The Future of News 2011: The changing face of news: Santosh Desai

By Anushree Bhattacharyya , afaqs!, New Delhi | In Media | August 05, 2011
Desai spoke about how news changes with change in technology and generates dichotomies.

In the special address at The Future of News, 2011, held at The Oberoi, New Delhi on August 4, Santosh Desai, managing director and chief executive officer, Future Brands, highlighted the fact that the future of the business of news is bright and growing. However, it tends to take new forms, especially with change in technology, and generates dichotomies.

Speaking about the need of news, Desai explained, "From the consumer's perspective, news is required as it provides an orderly movement of time, apart from providing a sense that the world is 'knowable'. News provides an acknowledgment to the consumer that 'I am not alone'. Furthermore, news provides recognition of one's place in the world, and gives the idea of an independent world. It is this acknowledgment that the readers need."

According to Desai, the hierarchy of news is changing rapidly in the newspapers, including what should go in the front page as the lead, and what should be carried in the last page. "Thus, what is actually happening is that for us readers, somebody is processing, indexing, cataloguing and prioritising the world, which in return is helping us to know the world and allowing us to make sense of that," he said.

Desai elaborated that the meaning of news has changed; news has transformed from journalism to the business of media. The style of coverage of news, too, has undergone a big change. When people talk about news, they talk about it with a certain amount of unease, as if there is too much about it -- in a sense, news is something they can no longer observe with a detached sense and are rather absorbed by it.

Also, earlier, news was centrally produced and now, it's centrally generated. Desai added, "News has changed from being a stable order to an unstoppable movement, from information to stimulation, and from ticking order of time to flow of events."

& #VIDEO2 & #According to Desai, the business of news has led to the formation of two kinds of trend, producing dramatic changes. Firstly, 'Marketisation of news' - the fact that news has become much more integrated to the market system and it is difficult to make it stand out, while the original vision of journalism was that it was a pillar of society and would stand out. The dominant logic is that decision making in the media is led by the fact that it is business.

Further elaborating on the first trend, Desai said that news is now driven by what the viewers want.

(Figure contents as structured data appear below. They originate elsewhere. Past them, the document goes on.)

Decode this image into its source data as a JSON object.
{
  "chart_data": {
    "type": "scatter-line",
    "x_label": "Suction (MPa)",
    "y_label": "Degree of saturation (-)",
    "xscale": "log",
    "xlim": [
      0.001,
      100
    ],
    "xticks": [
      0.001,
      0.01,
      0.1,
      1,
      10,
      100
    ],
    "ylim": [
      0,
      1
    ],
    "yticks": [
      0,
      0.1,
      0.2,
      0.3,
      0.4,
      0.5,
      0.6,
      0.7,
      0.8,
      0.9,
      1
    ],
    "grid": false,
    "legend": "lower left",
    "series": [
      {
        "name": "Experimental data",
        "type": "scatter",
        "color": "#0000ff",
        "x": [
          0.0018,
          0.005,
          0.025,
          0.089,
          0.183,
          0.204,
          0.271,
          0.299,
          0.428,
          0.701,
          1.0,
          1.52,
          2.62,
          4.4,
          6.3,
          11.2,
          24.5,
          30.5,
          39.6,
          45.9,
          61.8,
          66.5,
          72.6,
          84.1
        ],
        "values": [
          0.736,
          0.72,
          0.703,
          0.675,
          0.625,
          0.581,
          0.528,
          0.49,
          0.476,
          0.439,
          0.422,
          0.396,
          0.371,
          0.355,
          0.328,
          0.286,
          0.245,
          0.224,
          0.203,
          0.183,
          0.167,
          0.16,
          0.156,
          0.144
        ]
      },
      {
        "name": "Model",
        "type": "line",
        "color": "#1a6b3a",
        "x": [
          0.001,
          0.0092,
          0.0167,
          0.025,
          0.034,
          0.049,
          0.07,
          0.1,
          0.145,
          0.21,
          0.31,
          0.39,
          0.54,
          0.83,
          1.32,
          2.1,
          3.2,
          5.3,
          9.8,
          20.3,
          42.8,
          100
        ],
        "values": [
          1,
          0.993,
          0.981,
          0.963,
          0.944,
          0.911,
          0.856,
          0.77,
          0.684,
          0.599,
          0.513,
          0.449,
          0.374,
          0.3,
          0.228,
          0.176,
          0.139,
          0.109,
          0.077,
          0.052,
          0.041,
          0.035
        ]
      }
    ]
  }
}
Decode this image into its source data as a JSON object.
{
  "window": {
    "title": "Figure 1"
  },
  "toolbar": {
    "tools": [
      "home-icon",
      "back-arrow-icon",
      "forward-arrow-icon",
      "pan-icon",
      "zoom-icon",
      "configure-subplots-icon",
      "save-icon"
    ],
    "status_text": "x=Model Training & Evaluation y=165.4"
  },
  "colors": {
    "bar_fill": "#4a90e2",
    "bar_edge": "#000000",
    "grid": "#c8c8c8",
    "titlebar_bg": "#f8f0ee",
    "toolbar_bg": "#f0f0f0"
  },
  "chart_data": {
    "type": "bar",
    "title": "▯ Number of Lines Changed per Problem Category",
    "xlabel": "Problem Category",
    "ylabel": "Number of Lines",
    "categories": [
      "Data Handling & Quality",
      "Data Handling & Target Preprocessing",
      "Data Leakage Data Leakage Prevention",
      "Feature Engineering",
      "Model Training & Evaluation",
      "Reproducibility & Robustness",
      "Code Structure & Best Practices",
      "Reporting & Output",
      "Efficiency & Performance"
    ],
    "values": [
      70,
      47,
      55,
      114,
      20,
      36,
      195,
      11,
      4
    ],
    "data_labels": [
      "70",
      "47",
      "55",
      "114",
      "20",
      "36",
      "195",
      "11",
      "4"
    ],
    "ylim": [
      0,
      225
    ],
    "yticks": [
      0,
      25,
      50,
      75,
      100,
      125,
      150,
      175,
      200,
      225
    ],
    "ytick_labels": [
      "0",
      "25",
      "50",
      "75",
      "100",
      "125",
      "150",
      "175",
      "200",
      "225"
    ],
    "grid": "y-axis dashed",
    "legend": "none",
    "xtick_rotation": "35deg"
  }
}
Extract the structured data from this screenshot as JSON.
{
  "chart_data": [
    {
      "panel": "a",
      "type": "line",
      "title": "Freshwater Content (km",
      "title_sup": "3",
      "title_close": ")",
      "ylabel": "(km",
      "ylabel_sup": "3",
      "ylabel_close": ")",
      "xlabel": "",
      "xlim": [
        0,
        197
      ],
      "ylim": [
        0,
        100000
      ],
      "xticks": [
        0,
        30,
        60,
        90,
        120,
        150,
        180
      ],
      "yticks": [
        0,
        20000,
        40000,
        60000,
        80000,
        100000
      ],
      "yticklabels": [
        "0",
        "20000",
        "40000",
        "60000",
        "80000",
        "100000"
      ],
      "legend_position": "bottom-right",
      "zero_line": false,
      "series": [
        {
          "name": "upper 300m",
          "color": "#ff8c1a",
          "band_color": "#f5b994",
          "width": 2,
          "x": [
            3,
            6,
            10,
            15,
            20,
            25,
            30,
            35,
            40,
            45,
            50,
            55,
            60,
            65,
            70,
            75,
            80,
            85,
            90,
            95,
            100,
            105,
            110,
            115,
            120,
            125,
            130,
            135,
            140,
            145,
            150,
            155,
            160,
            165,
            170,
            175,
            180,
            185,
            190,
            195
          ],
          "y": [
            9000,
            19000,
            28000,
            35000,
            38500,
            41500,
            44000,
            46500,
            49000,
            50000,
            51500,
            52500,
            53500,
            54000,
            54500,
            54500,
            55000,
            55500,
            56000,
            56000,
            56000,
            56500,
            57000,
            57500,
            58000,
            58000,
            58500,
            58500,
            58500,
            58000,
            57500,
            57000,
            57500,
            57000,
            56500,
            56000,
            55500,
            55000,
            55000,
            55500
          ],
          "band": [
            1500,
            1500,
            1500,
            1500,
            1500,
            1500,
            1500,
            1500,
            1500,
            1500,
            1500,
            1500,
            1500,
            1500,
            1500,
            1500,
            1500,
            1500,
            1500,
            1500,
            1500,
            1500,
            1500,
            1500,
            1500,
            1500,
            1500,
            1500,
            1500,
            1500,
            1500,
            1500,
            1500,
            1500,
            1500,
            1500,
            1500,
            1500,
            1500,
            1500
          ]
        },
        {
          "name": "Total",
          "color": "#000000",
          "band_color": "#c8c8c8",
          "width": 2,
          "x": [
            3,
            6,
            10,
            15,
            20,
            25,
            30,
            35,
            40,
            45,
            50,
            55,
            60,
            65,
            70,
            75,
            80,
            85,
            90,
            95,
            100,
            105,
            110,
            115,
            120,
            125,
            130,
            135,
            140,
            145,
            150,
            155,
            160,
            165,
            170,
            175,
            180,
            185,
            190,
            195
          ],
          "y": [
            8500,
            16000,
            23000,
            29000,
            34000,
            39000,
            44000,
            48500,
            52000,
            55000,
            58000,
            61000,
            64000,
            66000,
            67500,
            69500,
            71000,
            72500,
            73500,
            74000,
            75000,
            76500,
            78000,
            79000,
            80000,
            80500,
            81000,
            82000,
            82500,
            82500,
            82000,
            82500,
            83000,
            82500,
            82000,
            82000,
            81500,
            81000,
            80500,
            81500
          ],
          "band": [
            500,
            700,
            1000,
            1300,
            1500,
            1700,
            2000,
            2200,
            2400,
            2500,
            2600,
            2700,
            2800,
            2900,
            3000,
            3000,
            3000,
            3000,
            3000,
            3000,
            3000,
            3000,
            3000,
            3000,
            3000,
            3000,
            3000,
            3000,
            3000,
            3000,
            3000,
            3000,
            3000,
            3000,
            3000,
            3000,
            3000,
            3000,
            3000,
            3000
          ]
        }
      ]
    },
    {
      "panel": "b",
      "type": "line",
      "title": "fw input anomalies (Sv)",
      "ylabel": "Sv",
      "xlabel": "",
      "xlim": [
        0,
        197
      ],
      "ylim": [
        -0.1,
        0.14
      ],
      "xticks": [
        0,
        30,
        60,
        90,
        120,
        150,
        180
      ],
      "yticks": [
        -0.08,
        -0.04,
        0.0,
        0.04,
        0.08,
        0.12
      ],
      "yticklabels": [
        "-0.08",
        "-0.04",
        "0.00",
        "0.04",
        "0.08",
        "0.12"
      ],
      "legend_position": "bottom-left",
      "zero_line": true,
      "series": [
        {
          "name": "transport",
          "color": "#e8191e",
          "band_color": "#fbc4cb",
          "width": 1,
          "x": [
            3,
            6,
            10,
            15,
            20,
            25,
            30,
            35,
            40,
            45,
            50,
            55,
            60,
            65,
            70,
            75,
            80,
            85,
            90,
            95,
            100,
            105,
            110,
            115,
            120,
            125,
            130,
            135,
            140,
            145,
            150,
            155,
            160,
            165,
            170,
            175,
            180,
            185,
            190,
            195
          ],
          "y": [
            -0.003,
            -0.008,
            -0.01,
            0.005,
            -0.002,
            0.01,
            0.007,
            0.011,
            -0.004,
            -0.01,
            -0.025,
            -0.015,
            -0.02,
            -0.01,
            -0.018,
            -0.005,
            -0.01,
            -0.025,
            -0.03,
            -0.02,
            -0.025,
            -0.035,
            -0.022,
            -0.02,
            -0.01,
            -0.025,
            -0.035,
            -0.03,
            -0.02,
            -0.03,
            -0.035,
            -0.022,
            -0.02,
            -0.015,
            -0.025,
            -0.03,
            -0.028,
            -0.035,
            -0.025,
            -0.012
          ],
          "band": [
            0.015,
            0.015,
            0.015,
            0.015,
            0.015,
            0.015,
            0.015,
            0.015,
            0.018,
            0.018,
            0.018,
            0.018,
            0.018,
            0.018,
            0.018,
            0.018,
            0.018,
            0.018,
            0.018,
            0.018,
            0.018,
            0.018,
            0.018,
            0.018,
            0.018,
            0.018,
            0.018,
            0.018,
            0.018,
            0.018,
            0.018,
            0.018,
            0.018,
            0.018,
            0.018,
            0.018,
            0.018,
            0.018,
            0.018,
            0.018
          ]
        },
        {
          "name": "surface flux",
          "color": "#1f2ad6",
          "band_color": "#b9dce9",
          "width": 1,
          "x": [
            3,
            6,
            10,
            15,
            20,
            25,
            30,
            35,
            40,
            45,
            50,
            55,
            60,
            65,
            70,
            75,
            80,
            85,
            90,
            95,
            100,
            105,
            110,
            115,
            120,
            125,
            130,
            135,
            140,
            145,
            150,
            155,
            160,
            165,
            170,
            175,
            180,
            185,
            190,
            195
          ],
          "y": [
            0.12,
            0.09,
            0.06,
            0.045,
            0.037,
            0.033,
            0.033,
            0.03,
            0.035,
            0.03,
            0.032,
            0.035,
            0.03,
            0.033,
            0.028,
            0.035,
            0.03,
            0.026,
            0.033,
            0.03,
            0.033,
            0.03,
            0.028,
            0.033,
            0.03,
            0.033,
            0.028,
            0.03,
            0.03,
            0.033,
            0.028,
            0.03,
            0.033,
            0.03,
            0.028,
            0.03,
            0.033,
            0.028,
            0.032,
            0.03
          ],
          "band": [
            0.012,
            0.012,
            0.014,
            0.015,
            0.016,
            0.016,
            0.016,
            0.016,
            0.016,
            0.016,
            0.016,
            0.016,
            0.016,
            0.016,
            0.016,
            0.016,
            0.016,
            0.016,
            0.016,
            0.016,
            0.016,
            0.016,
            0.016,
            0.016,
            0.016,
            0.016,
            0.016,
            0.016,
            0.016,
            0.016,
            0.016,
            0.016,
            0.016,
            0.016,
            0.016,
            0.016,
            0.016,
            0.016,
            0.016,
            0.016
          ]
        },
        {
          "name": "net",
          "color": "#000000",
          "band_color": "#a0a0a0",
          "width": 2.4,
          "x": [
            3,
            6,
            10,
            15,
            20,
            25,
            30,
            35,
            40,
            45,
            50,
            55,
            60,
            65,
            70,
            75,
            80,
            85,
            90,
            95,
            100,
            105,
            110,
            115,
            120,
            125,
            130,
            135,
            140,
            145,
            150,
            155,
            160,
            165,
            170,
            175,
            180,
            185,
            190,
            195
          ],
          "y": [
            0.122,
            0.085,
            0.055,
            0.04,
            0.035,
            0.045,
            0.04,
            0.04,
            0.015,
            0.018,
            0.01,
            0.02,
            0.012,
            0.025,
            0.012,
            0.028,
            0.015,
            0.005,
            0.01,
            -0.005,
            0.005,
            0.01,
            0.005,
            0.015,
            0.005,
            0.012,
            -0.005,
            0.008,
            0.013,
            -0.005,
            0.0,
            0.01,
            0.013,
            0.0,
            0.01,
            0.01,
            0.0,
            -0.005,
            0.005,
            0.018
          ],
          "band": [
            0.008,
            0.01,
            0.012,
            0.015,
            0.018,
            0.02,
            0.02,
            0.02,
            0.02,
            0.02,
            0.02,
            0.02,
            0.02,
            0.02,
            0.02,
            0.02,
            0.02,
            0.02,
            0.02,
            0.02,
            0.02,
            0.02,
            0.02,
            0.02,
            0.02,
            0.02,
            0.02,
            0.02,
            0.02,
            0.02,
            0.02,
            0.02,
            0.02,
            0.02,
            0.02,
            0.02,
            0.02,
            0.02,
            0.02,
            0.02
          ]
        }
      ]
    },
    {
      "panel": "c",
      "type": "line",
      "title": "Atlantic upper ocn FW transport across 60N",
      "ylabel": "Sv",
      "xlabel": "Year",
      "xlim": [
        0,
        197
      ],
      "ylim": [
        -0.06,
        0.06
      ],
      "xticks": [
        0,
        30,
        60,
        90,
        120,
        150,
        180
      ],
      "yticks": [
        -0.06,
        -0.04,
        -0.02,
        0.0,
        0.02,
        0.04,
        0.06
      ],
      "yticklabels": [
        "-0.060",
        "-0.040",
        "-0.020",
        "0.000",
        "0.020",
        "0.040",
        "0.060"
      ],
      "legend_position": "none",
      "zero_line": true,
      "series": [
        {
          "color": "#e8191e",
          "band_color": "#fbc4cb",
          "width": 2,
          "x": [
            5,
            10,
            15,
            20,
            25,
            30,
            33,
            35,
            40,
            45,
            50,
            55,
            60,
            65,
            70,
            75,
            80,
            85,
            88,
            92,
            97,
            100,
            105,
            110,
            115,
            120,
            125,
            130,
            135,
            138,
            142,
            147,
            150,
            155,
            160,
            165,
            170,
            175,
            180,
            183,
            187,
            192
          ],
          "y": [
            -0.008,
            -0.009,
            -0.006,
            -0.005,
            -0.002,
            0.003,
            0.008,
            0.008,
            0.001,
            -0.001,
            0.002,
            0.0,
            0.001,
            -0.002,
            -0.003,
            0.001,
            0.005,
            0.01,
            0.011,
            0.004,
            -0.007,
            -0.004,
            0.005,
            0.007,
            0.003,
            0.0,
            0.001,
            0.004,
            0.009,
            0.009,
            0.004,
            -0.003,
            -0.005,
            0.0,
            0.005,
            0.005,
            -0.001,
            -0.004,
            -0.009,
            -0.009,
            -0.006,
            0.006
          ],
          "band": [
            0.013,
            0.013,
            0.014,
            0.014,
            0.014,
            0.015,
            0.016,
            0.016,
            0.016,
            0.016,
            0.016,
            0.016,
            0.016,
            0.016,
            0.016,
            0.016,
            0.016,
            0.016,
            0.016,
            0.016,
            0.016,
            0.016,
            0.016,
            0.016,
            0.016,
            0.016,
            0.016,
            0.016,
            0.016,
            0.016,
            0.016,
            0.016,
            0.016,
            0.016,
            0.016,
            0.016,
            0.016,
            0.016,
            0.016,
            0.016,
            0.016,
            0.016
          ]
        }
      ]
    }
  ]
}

There is a high level of interest in trying to understand what viewers want and then using news as advertising, that is, selecting the proposition of a piece of news and then embellishing the truth.

Increasingly, news today is sliced and packaged in a way a product is packaged in advertising. He further added that the code of advertising and news is coming together and television, being the kind of medium, is led by the supply side.

Talking about the second trend, the 'Decentralisation of news', Desai said, "The world has now become a news gatherer through social media outlets. Also, now, there is a low dependency on traditional news outlets as individuals have greater control over news and are guiding traditional outlets. Therefore, the overall impact from the business point of view is that the change has heightened the anxiety about attracting consumers, and today, both variables are feeding into each other."

In case of impact from the consumer's perspective, he said that the approach of the media has become to amplify rather than represent reality. Elaborating, he said, "News has fragmented into items such as scams, links and articles. Moreover, the change has led to a gradual collapse of the idea of a single truth, and the news business is now about wanting to hear what one believes."

Towards the end of his presentation, Desai stressed that going forward, in the future, news will be ruled by social media. There is a need to understand that news cannot be moulded by consumers and the business will be about credible news. And, credibility will become more important when news gathering gets atomised. It is important to understand that in an independent world, news has much greater functional value. Thus, there is a need of independent pillars to provide counterpoints and a check system.

The event was sponsored by STAR News and IBN Live.